这个参数的变更只对新创建的会话生效,如果希望立即生效,需要在修改参数后杀掉已有会话。
现在分别到CN主库和备库上执行同一条SQL,可以看到SQL被发往不同的worker。
CN主库(未设置citus.use_secondary_nodes=always
):
[root@citus_cn1 ~]# sudo -i -u postgres psql -c "explain select * from tb1;"
QUERY PLAN
-----------------------------------------------------------------------------
Custom Scan (Citus Adaptive) (cost=0.00..0.00 rows=100000 width=36)
Task Count: 64
Tasks Shown: One of 64
-> Task
Node: host=10.10.10.142 port=5432 dbname=postgres
-> Seq Scan on tb1_102008 tb1 (cost=0.00..3.58 rows=158 width=22)
(6 rows)
CN备库(设置了citus.use_secondary_nodes=always
):
[root@citus_cn2 ~]# sudo -i -u postgres psql -c "explain select * from tb1;"
QUERY PLAN
-----------------------------------------------------------------------------
Custom Scan (Citus Adaptive) (cost=0.00..0.00 rows=100000 width=36)
Task Count: 64
Tasks Shown: One of 64
-> Task
Node: host=10.10.10.143 port=5432 dbname=postgres
-> Seq Scan on tb1_102008 tb1 (cost=0.00..3.58 rows=158 width=22)
(6 rows)
由于CN也会发生主备切换,citus.use_secondary_nodes
参数必须动态调节。
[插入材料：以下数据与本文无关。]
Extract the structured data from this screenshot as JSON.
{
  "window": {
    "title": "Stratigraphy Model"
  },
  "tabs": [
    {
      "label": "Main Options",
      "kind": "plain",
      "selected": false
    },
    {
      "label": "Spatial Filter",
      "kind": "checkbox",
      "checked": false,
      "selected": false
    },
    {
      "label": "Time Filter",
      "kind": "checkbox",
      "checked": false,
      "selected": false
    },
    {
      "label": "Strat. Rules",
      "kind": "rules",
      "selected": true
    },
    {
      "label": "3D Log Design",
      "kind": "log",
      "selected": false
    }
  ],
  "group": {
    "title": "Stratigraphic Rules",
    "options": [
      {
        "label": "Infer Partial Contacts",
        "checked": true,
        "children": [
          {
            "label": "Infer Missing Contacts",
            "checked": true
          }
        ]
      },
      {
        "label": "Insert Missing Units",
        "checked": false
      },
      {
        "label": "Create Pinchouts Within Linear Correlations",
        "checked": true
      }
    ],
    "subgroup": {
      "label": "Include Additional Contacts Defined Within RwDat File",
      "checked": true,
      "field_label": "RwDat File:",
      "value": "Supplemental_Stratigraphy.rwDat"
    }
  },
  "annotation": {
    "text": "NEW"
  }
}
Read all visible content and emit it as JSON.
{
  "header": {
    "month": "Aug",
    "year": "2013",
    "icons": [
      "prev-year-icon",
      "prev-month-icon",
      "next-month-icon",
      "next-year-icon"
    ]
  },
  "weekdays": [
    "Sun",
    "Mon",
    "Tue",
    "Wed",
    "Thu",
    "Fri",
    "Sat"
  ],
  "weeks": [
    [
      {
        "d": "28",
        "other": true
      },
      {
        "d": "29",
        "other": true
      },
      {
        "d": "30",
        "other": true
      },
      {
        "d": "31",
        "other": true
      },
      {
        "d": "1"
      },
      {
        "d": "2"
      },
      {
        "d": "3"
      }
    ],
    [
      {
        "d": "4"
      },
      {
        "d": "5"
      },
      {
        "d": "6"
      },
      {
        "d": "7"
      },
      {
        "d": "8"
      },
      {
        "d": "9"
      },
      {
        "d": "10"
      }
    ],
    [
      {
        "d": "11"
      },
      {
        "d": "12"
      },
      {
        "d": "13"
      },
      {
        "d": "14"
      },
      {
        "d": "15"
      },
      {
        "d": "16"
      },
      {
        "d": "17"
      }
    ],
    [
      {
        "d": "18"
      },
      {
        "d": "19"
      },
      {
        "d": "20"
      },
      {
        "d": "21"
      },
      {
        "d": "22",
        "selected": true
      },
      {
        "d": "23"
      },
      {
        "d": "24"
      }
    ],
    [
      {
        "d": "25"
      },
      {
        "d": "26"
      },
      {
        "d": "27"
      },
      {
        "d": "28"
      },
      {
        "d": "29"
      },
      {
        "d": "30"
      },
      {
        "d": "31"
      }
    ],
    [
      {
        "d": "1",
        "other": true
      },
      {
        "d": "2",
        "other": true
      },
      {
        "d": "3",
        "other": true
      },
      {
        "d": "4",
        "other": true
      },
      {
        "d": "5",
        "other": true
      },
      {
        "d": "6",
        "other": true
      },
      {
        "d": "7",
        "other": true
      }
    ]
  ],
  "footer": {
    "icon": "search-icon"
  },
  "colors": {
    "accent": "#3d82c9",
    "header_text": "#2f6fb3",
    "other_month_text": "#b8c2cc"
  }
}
这可以使用 Patroni 的回调脚本实现
创建动态设置参数的/pgsql/switch_use_secondary_nodes.sh
#!/bin/bash
DBNAME=postgres
KILL_ALL_SQL="select pg_terminate_backend(pid) from pg_stat_activity where backend_type='client backend' and application_name <> 'Patroni' and pid <> pg_backend_pid()"
action=$1
role=$2
cluster=$3
log()
{
echo "[switch_use_secondary_nodes]: $*"|logger
}
alter_use_secondary_nodes()
{
value="$1"
oldvalue=`psql -d postgres -Atc "show citus.use_secondary_nodes"`
if [ "$value" = "$oldvalue" ] ; then
log "old value of use_secondary_nodes already be '${value}', skip change"
return
fi
psql -d ${DBNAME} -c "alter system set citus.use_secondary_nodes=${value}" >/dev/null
rc=$?
if [ $rc -ne 0 ] ;then
log "fail to alter use_secondary_nodes to '${value}' rc=$rc"
exit 1
fi
psql -d ${DBNAME} -c 'select pg_reload_conf()' >/dev/null
rc=$?
if [ $rc -ne 0 ] ;then
log "fail to call pg_reload_conf() rc=$rc"
exit 1
fi
log "changed use_secondary_nodes to '${value}'"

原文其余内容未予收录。